Authors: Tyler J. Mitchell*, UNC Greensboro, Paul A. Knapp, UNC Greensboro, Thomas W. Patterson, University of Southern Mississippi
Topics: Climatology and Meteorology, Paleoenvironmental Change
Keywords: summer precipitation, climatology, dendroclimatology, southeastern United States, longleaf pine
Session Type: Poster
Presentation File: No File Uploaded
We examined short- and long-term changes in precipitation event types using instrumental (1940–2018) and tree-ring (1790–2018) data from North Carolina, USA. We documented the amount and frequency of summer(July–September) precipitation events using daily weather station data. Stationary front precipitation (SFP) represented 71% of total summer rainfall and SFP and convective uplift combined (i.e., quasi-stationary precipitation, QSP) represented 87%. SFP(r = 0.52, p<0.01) and QSP (r = 0.61,p < 0.01) precipitation reconstructions from a montane longleaf pine latewood chronology both recorded significant declines during 1940–2018, matching the instrumental record.

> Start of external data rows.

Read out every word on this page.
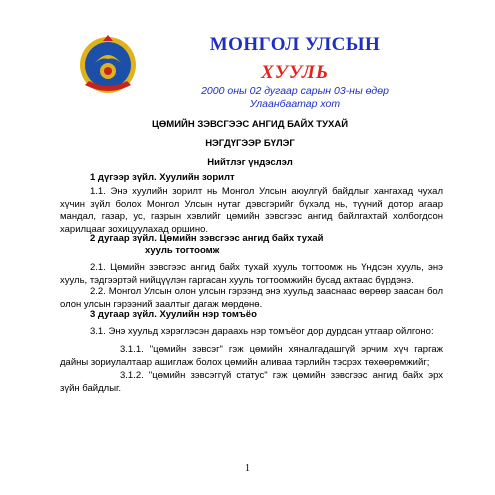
МОНГОЛ УЛСЫН
ХУУЛЬ
2000 оны 02 дугаар сарын 03-ны өдөр
Улаанбаатар хот
ЦӨМИЙН ЗЭВСГЭЭС АНГИД БАЙХ ТУХАЙ
НЭГДҮГЭЭР БҮЛЭГ
Нийтлэг үндэслэл
1 дүгээр зүйл. Хуулийн зорилт
1.1. Энэ хуулийн зорилт нь Монгол Улсын аюулгүй байдлыг хангахад чухал хүчин зүйл болох Монгол Улсын нутаг дэвсгэрийг бүхэлд нь, түүний дотор агаар мандал, газар, ус, газрын хэвлийг цөмийн зэвсгээс ангид байлгахтай холбогдсон харилцааг зохицуулахад оршино.
2 дугаар зүйл. Цөмийн зэвсгээс ангид байх тухай
хууль тогтоомж
2.1. Цөмийн зэвсгээс ангид байх тухай хууль тогтоомж нь Үндсэн хууль, энэ хууль, тэдгээртэй нийцүүлэн гаргасан хууль тогтоомжийн бусад актаас бүрдэнэ.
2.2. Монгол Улсын олон улсын гэрээнд энэ хуульд зааснаас өөрөөр заасан бол олон улсын гэрээний заалтыг дагаж мөрдөнө.
3 дугаар зүйл. Хуулийн нэр томъёо
3.1. Энэ хуульд хэрэглэсэн дараахь нэр томъёог дор дурдсан утгаар ойлгоно:
3.1.1. "цөмийн зэвсэг" гэж цөмийн хяналгадашгүй эрчим хүч гаргаж дайны зориулалтаар ашиглаж болох цөмийн аливаа тэрлийн тэсрэх төхөөрөмжийг;
3.1.2. "цөмийн зэвсэггүй статус" гэж цөмийн зэвсгээс ангид байх эрх зүйн байдлыг.
1
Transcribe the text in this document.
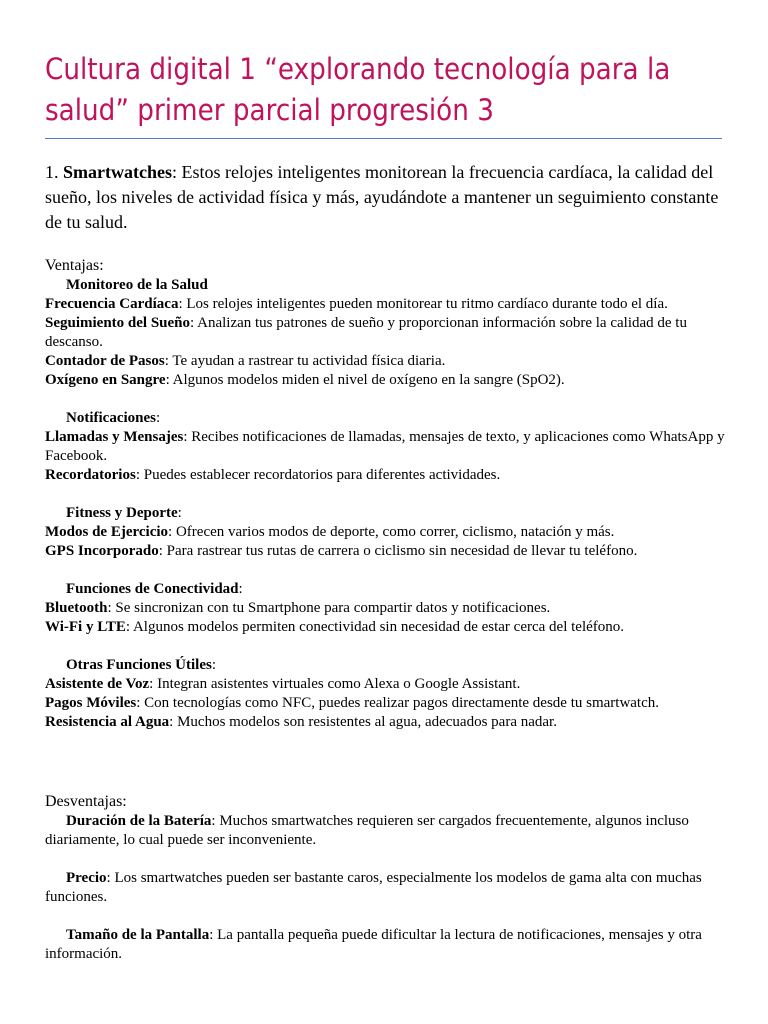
Cultura digital 1 “explorando tecnología para la salud” primer parcial progresión 3
1. Smartwatches: Estos relojes inteligentes monitorean la frecuencia cardíaca, la calidad del sueño, los niveles de actividad física y más, ayudándote a mantener un seguimiento constante de tu salud.
Ventajas:
Monitoreo de la Salud
Frecuencia Cardíaca: Los relojes inteligentes pueden monitorear tu ritmo cardíaco durante todo el día.
Seguimiento del Sueño: Analizan tus patrones de sueño y proporcionan información sobre la calidad de tu descanso.
Contador de Pasos: Te ayudan a rastrear tu actividad física diaria.
Oxígeno en Sangre: Algunos modelos miden el nivel de oxígeno en la sangre (SpO2).
Notificaciones:
Llamadas y Mensajes: Recibes notificaciones de llamadas, mensajes de texto, y aplicaciones como WhatsApp y Facebook.
Recordatorios: Puedes establecer recordatorios para diferentes actividades.
Fitness y Deporte:
Modos de Ejercicio: Ofrecen varios modos de deporte, como correr, ciclismo, natación y más.
GPS Incorporado: Para rastrear tus rutas de carrera o ciclismo sin necesidad de llevar tu teléfono.
Funciones de Conectividad:
Bluetooth: Se sincronizan con tu Smartphone para compartir datos y notificaciones.
Wi-Fi y LTE: Algunos modelos permiten conectividad sin necesidad de estar cerca del teléfono.
Otras Funciones Útiles:
Asistente de Voz: Integran asistentes virtuales como Alexa o Google Assistant.
Pagos Móviles: Con tecnologías como NFC, puedes realizar pagos directamente desde tu smartwatch.
Resistencia al Agua: Muchos modelos son resistentes al agua, adecuados para nadar.
Desventajas:
Duración de la Batería: Muchos smartwatches requieren ser cargados frecuentemente, algunos incluso diariamente, lo cual puede ser inconveniente.
Precio: Los smartwatches pueden ser bastante caros, especialmente los modelos de gama alta con muchas funciones.
Tamaño de la Pantalla: La pantalla pequeña puede dificultar la lectura de notificaciones, mensajes y otra información.
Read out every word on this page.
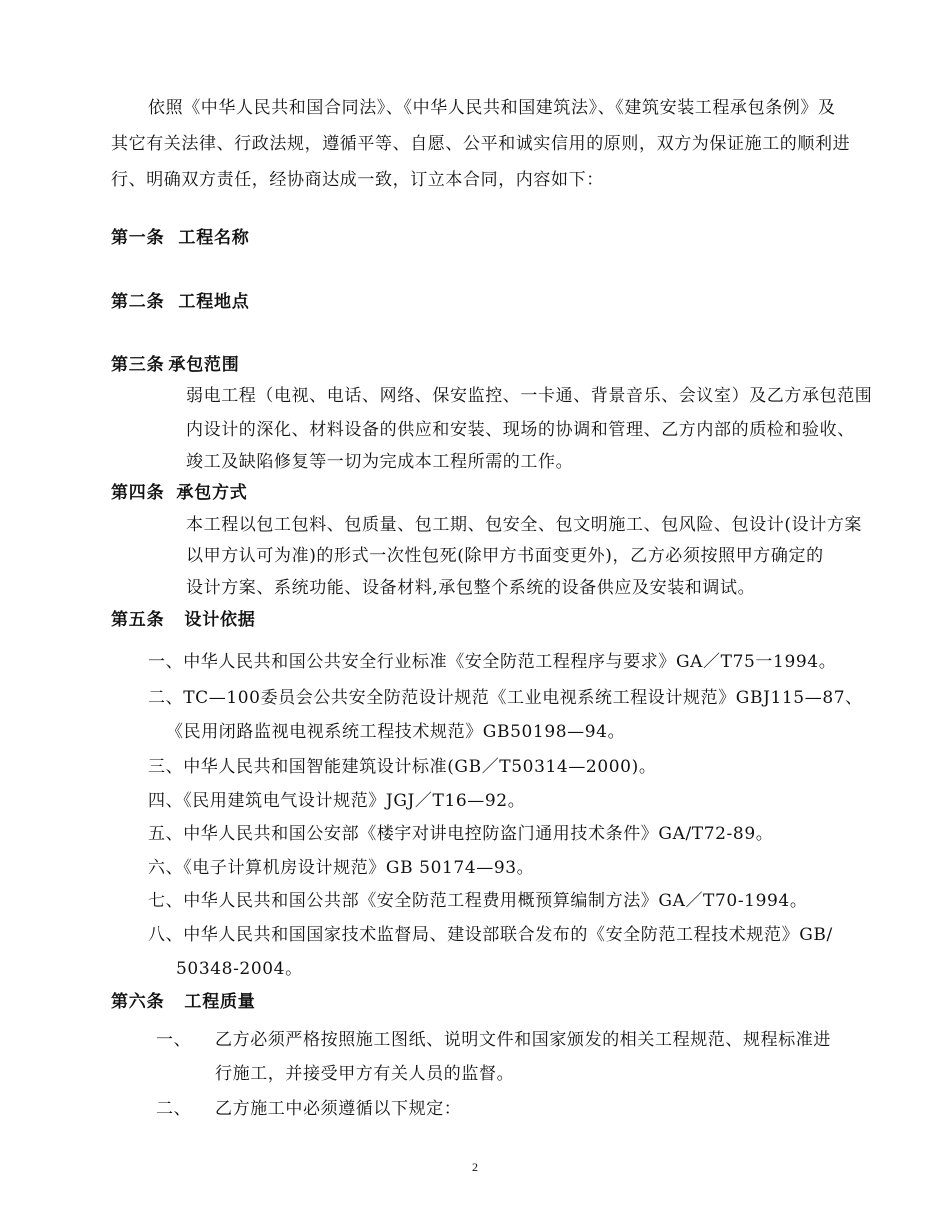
依照《中华人民共和国合同法》、《中华人民共和国建筑法》、《建筑安装工程承包条例》及
其它有关法律、行政法规，遵循平等、自愿、公平和诚实信用的原则，双方为保证施工的顺利进
行、明确双方责任，经协商达成一致，订立本合同，内容如下：
第一条 工程名称
第二条 工程地点
第三条 承包范围
弱电工程（电视、电话、网络、保安监控、一卡通、背景音乐、会议室）及乙方承包范围
内设计的深化、材料设备的供应和安装、现场的协调和管理、乙方内部的质检和验收、
竣工及缺陷修复等一切为完成本工程所需的工作。
第四条 承包方式
本工程以包工包料、包质量、包工期、包安全、包文明施工、包风险、包设计(设计方案
以甲方认可为准)的形式一次性包死(除甲方书面变更外)，乙方必须按照甲方确定的
设计方案、系统功能、设备材料,承包整个系统的设备供应及安装和调试。
第五条 设计依据
一、中华人民共和国公共安全行业标准《安全防范工程程序与要求》GA／T75一1994。
二、TC—100委员会公共安全防范设计规范《工业电视系统工程设计规范》GBJ115—87、
《民用闭路监视电视系统工程技术规范》GB50198—94。
三、中华人民共和国智能建筑设计标准(GB／T50314—2000)。
四、《民用建筑电气设计规范》JGJ／T16—92。
五、中华人民共和国公安部《楼宇对讲电控防盗门通用技术条件》GA/T72-89。
六、《电子计算机房设计规范》GB 50174—93。
七、中华人民共和国公共部《安全防范工程费用概预算编制方法》GA／T70-1994。
八、中华人民共和国国家技术监督局、建设部联合发布的《安全防范工程技术规范》GB/
50348-2004。
第六条 工程质量
一、 乙方必须严格按照施工图纸、说明文件和国家颁发的相关工程规范、规程标准进
行施工，并接受甲方有关人员的监督。
二、 乙方施工中必须遵循以下规定：
2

Conversely, no significant change in either SFP or QSP occurred during the full reconstruction indicating the instrumental decline was unmatched throughout 1790–1939. Our method demonstrates that variations in latewood growth can be attributed to specific precipitation event types and that the relative contribution of each event type can be quantified over a multi-century period.